Namibia Part II: Mountains And Sand Dunes
The number one rule about driving in Namibia is Never Drive At Night. Obviously you can if you are staying in an urban area, and there are street lights. But if you are out in the woop woops, then when night falls, you avoid the roads. There is no lighting and animals like to lie on them and soak up the warmth, especially if they are sealed. And when even a medium sized antelope can make a mess of your car and the nearest garage may be 100s of kms away, it’s not a risk you want to take.
Unfortunately, we broke this rule our second night in Namibia. We simply miscalculated how long it was going to take to travel the 160 kms between Windhoek and our Lodge in the Naukluft Mountains. We were so taken with the quiet gravel road and our sightings of so many animals on the way, that we dilly dallied a little too enthusiastically and before we knew it, it was 5:30 pm and night was falling.
It was a race between my driving and the sun going down in the end, and the sun won. We kept on driving regardless; it’s winter in Namibia at the moment and although it’s warm enough during the day, the nights are cold! We did not fancy sleeping in the car.
Finally we made it. Corona Guest Farm is in the middle of no where, in a large plateau at the foot of one of the highest mountains in Namibia. We couldn’t see much when we arrived, but were welcomed in, shown our rooms and fed a very good Onyx steak ( The kids had pasta).
We admired the stars and I gazed longingly at The Southern Cross for a bit, then went to bed and slept very soundly. We were supposed to stay 2 nights at Corona, but our delayed flight put paid to that and we had to leave the following morning.
I woke early, got dressed and tiptoed out to see this view.

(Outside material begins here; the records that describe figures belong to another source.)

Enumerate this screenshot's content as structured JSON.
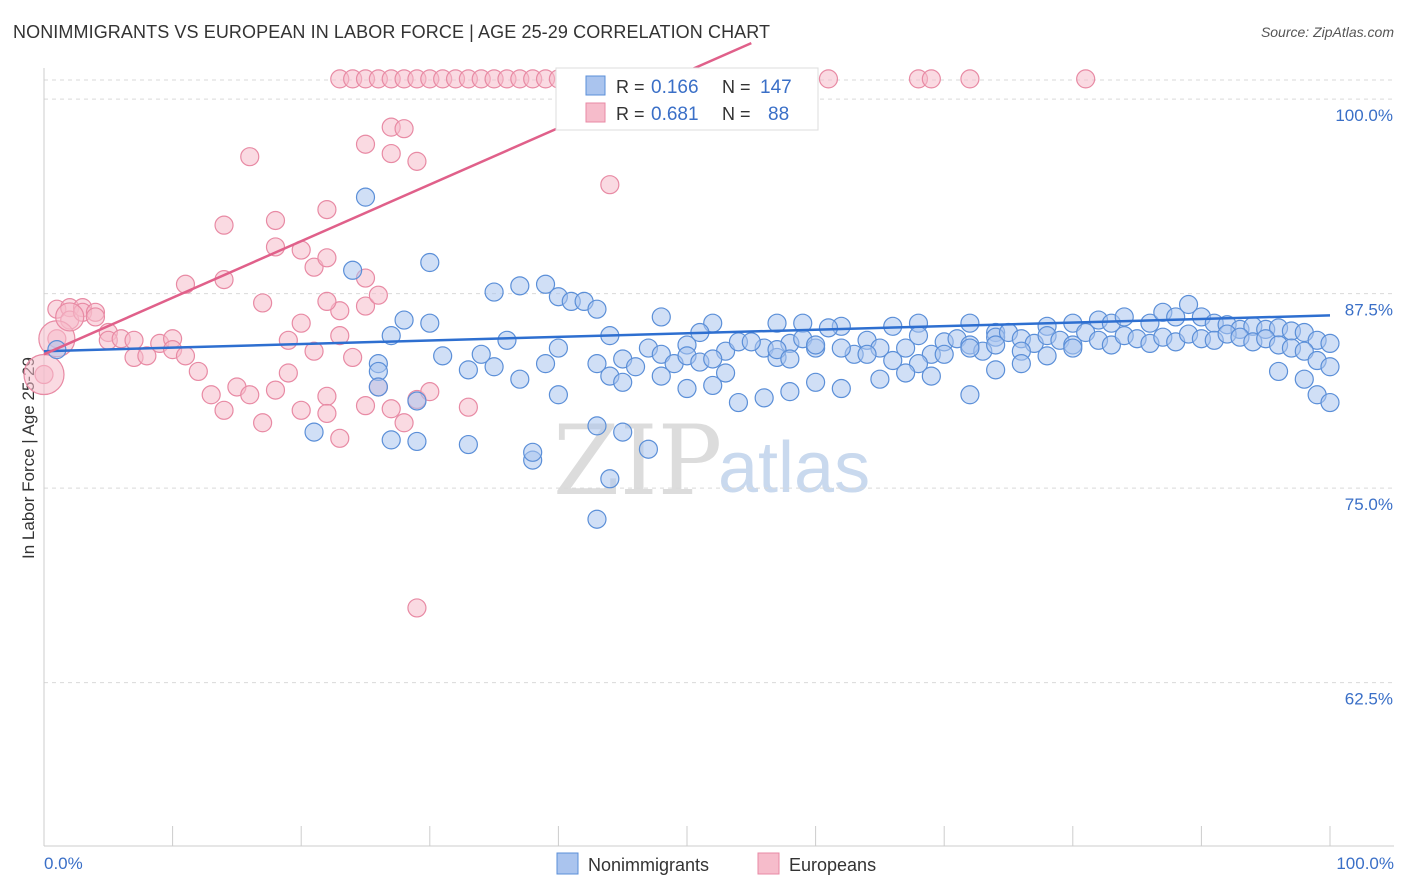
{
  "header": {
    "title": "NONIMMIGRANTS VS EUROPEAN IN LABOR FORCE | AGE 25-29 CORRELATION CHART",
    "source": "Source: ZipAtlas.com"
  },
  "colors": {
    "blue_fill": "#aac4ee",
    "blue_stroke": "#5b8fd8",
    "blue_line": "#2e6fd0",
    "pink_fill": "#f6bccb",
    "pink_stroke": "#e88aa4",
    "pink_line": "#e0608a",
    "grid": "#d9d9d9",
    "axis_label": "#3a6fc7"
  },
  "legend": {
    "rows": [
      {
        "r_label": "R = ",
        "r_value": "0.166",
        "n_label": "N = ",
        "n_value": "147"
      },
      {
        "r_label": "R = ",
        "r_value": "0.681",
        "n_label": "N = ",
        "n_value": "88"
      }
    ]
  },
  "bottom_legend": {
    "items": [
      "Nonimmigrants",
      "Europeans"
    ]
  },
  "watermark": {
    "zip": "ZIP",
    "atlas": "atlas"
  },
  "chart_data": {
    "type": "scatter",
    "title": "NONIMMIGRANTS VS EUROPEAN IN LABOR FORCE | AGE 25-29 CORRELATION CHART",
    "xlabel": "",
    "ylabel": "In Labor Force | Age 25-29",
    "xlim": [
      0,
      100
    ],
    "ylim": [
      52,
      102
    ],
    "x_tick_labels": [
      "0.0%",
      "100.0%"
    ],
    "y_ticks": [
      {
        "value": 100,
        "label": "100.0%"
      },
      {
        "value": 87.5,
        "label": "87.5%"
      },
      {
        "value": 75,
        "label": "75.0%"
      },
      {
        "value": 62.5,
        "label": "62.5%"
      }
    ],
    "grid": true,
    "legend_position": "top-center",
    "series": [
      {
        "name": "Nonimmigrants",
        "R": 0.166,
        "N": 147,
        "trend": {
          "x": [
            0,
            100
          ],
          "y": [
            83.8,
            86.1
          ]
        },
        "points": [
          [
            1,
            83.9
          ],
          [
            25,
            93.7
          ],
          [
            24,
            89.0
          ],
          [
            30,
            89.5
          ],
          [
            35,
            87.6
          ],
          [
            37,
            88.0
          ],
          [
            39,
            88.1
          ],
          [
            40,
            87.3
          ],
          [
            41,
            87.0
          ],
          [
            42,
            87.0
          ],
          [
            43,
            86.5
          ],
          [
            48,
            86.0
          ],
          [
            52,
            85.6
          ],
          [
            57,
            85.6
          ],
          [
            59,
            85.6
          ],
          [
            62,
            85.4
          ],
          [
            66,
            85.4
          ],
          [
            68,
            85.6
          ],
          [
            72,
            85.6
          ],
          [
            74,
            85.0
          ],
          [
            78,
            85.4
          ],
          [
            80,
            85.6
          ],
          [
            82,
            85.8
          ],
          [
            83,
            85.6
          ],
          [
            84,
            86.0
          ],
          [
            86,
            85.6
          ],
          [
            87,
            86.3
          ],
          [
            88,
            86.0
          ],
          [
            89,
            86.8
          ],
          [
            90,
            86.0
          ],
          [
            91,
            85.6
          ],
          [
            92,
            85.5
          ],
          [
            93,
            85.2
          ],
          [
            94,
            85.4
          ],
          [
            95,
            85.2
          ],
          [
            96,
            85.3
          ],
          [
            97,
            85.1
          ],
          [
            98,
            85.0
          ],
          [
            99,
            84.5
          ],
          [
            100,
            84.3
          ],
          [
            27,
            84.8
          ],
          [
            28,
            85.8
          ],
          [
            30,
            85.6
          ],
          [
            34,
            83.6
          ],
          [
            36,
            84.5
          ],
          [
            40,
            84.0
          ],
          [
            44,
            84.8
          ],
          [
            47,
            84.0
          ],
          [
            50,
            84.2
          ],
          [
            51,
            85.0
          ],
          [
            53,
            83.8
          ],
          [
            54,
            84.4
          ],
          [
            56,
            84.0
          ],
          [
            57,
            83.4
          ],
          [
            58,
            84.3
          ],
          [
            59,
            84.6
          ],
          [
            60,
            84.0
          ],
          [
            61,
            85.3
          ],
          [
            63,
            83.6
          ],
          [
            64,
            84.5
          ],
          [
            65,
            84.0
          ],
          [
            67,
            84.0
          ],
          [
            68,
            84.8
          ],
          [
            69,
            83.6
          ],
          [
            70,
            84.4
          ],
          [
            71,
            84.6
          ],
          [
            72,
            84.2
          ],
          [
            73,
            83.8
          ],
          [
            74,
            84.7
          ],
          [
            75,
            85.0
          ],
          [
            76,
            84.6
          ],
          [
            77,
            84.3
          ],
          [
            78,
            84.8
          ],
          [
            79,
            84.5
          ],
          [
            80,
            84.2
          ],
          [
            81,
            85.0
          ],
          [
            82,
            84.5
          ],
          [
            83,
            84.2
          ],
          [
            84,
            84.8
          ],
          [
            85,
            84.6
          ],
          [
            86,
            84.3
          ],
          [
            87,
            84.7
          ],
          [
            88,
            84.4
          ],
          [
            89,
            84.9
          ],
          [
            90,
            84.6
          ],
          [
            91,
            84.5
          ],
          [
            92,
            84.9
          ],
          [
            93,
            84.7
          ],
          [
            94,
            84.4
          ],
          [
            95,
            84.6
          ],
          [
            96,
            84.2
          ],
          [
            97,
            84.0
          ],
          [
            98,
            83.8
          ],
          [
            99,
            83.2
          ],
          [
            100,
            82.8
          ],
          [
            26,
            83.0
          ],
          [
            31,
            83.5
          ],
          [
            35,
            82.8
          ],
          [
            39,
            83.0
          ],
          [
            43,
            83.0
          ],
          [
            44,
            82.2
          ],
          [
            45,
            83.3
          ],
          [
            46,
            82.8
          ],
          [
            48,
            83.6
          ],
          [
            49,
            83.0
          ],
          [
            50,
            83.5
          ],
          [
            51,
            83.1
          ],
          [
            52,
            83.3
          ],
          [
            53,
            82.4
          ],
          [
            55,
            84.4
          ],
          [
            57,
            83.9
          ],
          [
            58,
            83.3
          ],
          [
            60,
            84.2
          ],
          [
            62,
            84.0
          ],
          [
            64,
            83.6
          ],
          [
            66,
            83.2
          ],
          [
            68,
            83.0
          ],
          [
            70,
            83.6
          ],
          [
            72,
            84.0
          ],
          [
            74,
            84.2
          ],
          [
            76,
            83.8
          ],
          [
            78,
            83.5
          ],
          [
            80,
            84.0
          ],
          [
            96,
            82.5
          ],
          [
            98,
            82.0
          ],
          [
            99,
            81.0
          ],
          [
            100,
            80.5
          ],
          [
            26,
            82.5
          ],
          [
            29,
            80.6
          ],
          [
            33,
            82.6
          ],
          [
            37,
            82.0
          ],
          [
            40,
            81.0
          ],
          [
            43,
            79.0
          ],
          [
            45,
            81.8
          ],
          [
            48,
            82.2
          ],
          [
            50,
            81.4
          ],
          [
            52,
            81.6
          ],
          [
            54,
            80.5
          ],
          [
            56,
            80.8
          ],
          [
            58,
            81.2
          ],
          [
            60,
            81.8
          ],
          [
            62,
            81.4
          ],
          [
            65,
            82.0
          ],
          [
            67,
            82.4
          ],
          [
            69,
            82.2
          ],
          [
            72,
            81.0
          ],
          [
            74,
            82.6
          ],
          [
            76,
            83.0
          ],
          [
            26,
            81.5
          ],
          [
            21,
            78.6
          ],
          [
            27,
            78.1
          ],
          [
            29,
            78.0
          ],
          [
            33,
            77.8
          ],
          [
            38,
            76.8
          ],
          [
            45,
            78.6
          ],
          [
            47,
            77.5
          ],
          [
            38,
            77.3
          ],
          [
            44,
            75.6
          ],
          [
            43,
            73.0
          ]
        ]
      },
      {
        "name": "Europeans",
        "R": 0.681,
        "N": 88,
        "trend": {
          "x": [
            0,
            55
          ],
          "y": [
            83.6,
            103.6
          ]
        },
        "points": [
          [
            0,
            82.3
          ],
          [
            1,
            84.6
          ],
          [
            1,
            86.5
          ],
          [
            2,
            86.6
          ],
          [
            2,
            85.8
          ],
          [
            3,
            86.6
          ],
          [
            3,
            86.3
          ],
          [
            4,
            86.3
          ],
          [
            4,
            86.0
          ],
          [
            5,
            85.0
          ],
          [
            5,
            84.5
          ],
          [
            6,
            84.6
          ],
          [
            7,
            84.5
          ],
          [
            7,
            83.4
          ],
          [
            8,
            83.5
          ],
          [
            9,
            84.3
          ],
          [
            10,
            84.6
          ],
          [
            10,
            83.9
          ],
          [
            11,
            83.5
          ],
          [
            12,
            82.5
          ],
          [
            13,
            81.0
          ],
          [
            14,
            80.0
          ],
          [
            15,
            81.5
          ],
          [
            16,
            81.0
          ],
          [
            17,
            79.2
          ],
          [
            18,
            81.3
          ],
          [
            19,
            84.5
          ],
          [
            19,
            82.4
          ],
          [
            20,
            80.0
          ],
          [
            21,
            83.8
          ],
          [
            22,
            80.9
          ],
          [
            23,
            84.8
          ],
          [
            24,
            83.4
          ],
          [
            25,
            80.3
          ],
          [
            26,
            81.5
          ],
          [
            27,
            80.1
          ],
          [
            28,
            79.2
          ],
          [
            29,
            80.7
          ],
          [
            11,
            88.1
          ],
          [
            14,
            88.4
          ],
          [
            18,
            90.5
          ],
          [
            20,
            90.3
          ],
          [
            21,
            89.2
          ],
          [
            22,
            89.8
          ],
          [
            23,
            86.4
          ],
          [
            25,
            86.7
          ],
          [
            26,
            87.4
          ],
          [
            20,
            85.6
          ],
          [
            22,
            87.0
          ],
          [
            17,
            86.9
          ],
          [
            14,
            91.9
          ],
          [
            16,
            96.3
          ],
          [
            18,
            92.2
          ],
          [
            22,
            92.9
          ],
          [
            25,
            97.1
          ],
          [
            27,
            96.5
          ],
          [
            27,
            98.2
          ],
          [
            28,
            98.1
          ],
          [
            29,
            96.0
          ],
          [
            44,
            94.5
          ],
          [
            23,
            101.3
          ],
          [
            24,
            101.3
          ],
          [
            25,
            101.3
          ],
          [
            26,
            101.3
          ],
          [
            27,
            101.3
          ],
          [
            28,
            101.3
          ],
          [
            29,
            101.3
          ],
          [
            30,
            101.3
          ],
          [
            31,
            101.3
          ],
          [
            32,
            101.3
          ],
          [
            33,
            101.3
          ],
          [
            34,
            101.3
          ],
          [
            35,
            101.3
          ],
          [
            36,
            101.3
          ],
          [
            37,
            101.3
          ],
          [
            38,
            101.3
          ],
          [
            39,
            101.3
          ],
          [
            40,
            101.3
          ],
          [
            41,
            101.3
          ],
          [
            42,
            101.3
          ],
          [
            51,
            101.3
          ],
          [
            55,
            101.3
          ],
          [
            58,
            101.3
          ],
          [
            61,
            101.3
          ],
          [
            68,
            101.3
          ],
          [
            69,
            101.3
          ],
          [
            72,
            101.3
          ],
          [
            81,
            101.3
          ],
          [
            25,
            88.5
          ],
          [
            30,
            81.2
          ],
          [
            23,
            78.2
          ],
          [
            29,
            67.3
          ],
          [
            22,
            79.8
          ],
          [
            33,
            80.2
          ]
        ]
      }
    ]
  }
}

It was a lovely place, and we wished we had longer here but managed a short walk down to a nearby spring. There was no chance of us sneaking up on anything as we made so much noise on foot; at least our safaris will be by vehicle!

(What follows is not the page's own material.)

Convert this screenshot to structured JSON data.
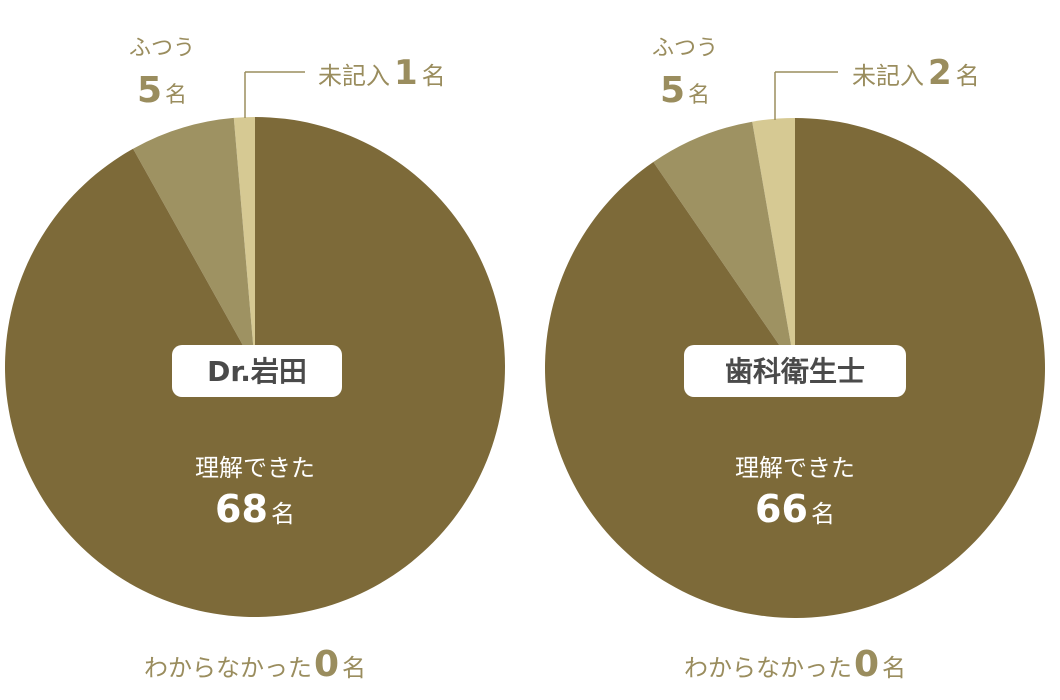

As we left the property we were watched by a herd of mountain zebra; the kids were delighted.
We were heading south to a guest house 47km north of Sesriem, and the sand dunes surrounding Sossusvlei. The gravel road had been newly graded and we had one eye on the clock as we’d been told we should drive down to Sesriem and purchase tickets for entry to the dunes the following day, so we made good time even though we stopped for the obligatory photo at the Tropic of Capricorn.
When we arrived at Weltevrede Guest farm, we were told that there was no need to purchase gate passes in advance as these days, they simply took your licence plate number and charged you on the way out. So we settled in to our basic, but clean, accommodation and the kids enjoyed running around in the sunshine rather than being cooped up in a car for another couple of hours.
We were up at 5:15am for an early start the next morning. The sun hit the dunes around 6am and we wanted to be there around that time. This plan was scuppered when the car in front of us blew a tyre and went off the road. We stopped to make sure no one was hurt, and made sure they knew how to change a tyre before we went on our way again.
We got to the gate just around 6, and headed along the 60km of tar sealed road with huge dunes on each side. In the morning sun, they make an impressive sight and we stopped at Dune 45 for the kids to have a go at climbing it.
We were also fascinated by the sightings of springboks and 0striches beside the road. Onyx are also common, we were told.
At the end of the road, we parked our car, used some rather interesting toilets, and took the shuttle Landy for the last 5kms before we started the walk to Dead Vlei.
Deadvlei is a clay plan with the skeletons of trees more than 900 years old. To get there you have to trek just over 1km into the desert but it’s not a hard walk and you don’t have to climb any large dunes. The kids had a ball climbing smaller dunes and jumping off them, following lizards around the sparse vegetation and digging holes in the dry, dry sand.
Luckily DS got over his sand phobia pretty quickly. It was a slow walk but we made it in the end.
Deadvlei is really quite a weird place; beautiful in an otherworldly stark way.
We ate a snack among the ancient trees, then walked back to catch the shuttle to Sossusvlei and Nera Vlei. Nera Vlei was holding some water for the first time in 5-7 years, so was a buzz with waterbirds and we saw our first flamingos!
Then it was back to the car, and along the tar road again. By now it was boiling, whereas it had been decidedly chilly when we entered the park earlier that morning and we went looking for Sesriem Canyon. By the time we worked out where it was, and how to get there, we had driven 12 km past it and the kids had had enough of sand, so we headed back to our guest house for a bit of R&R.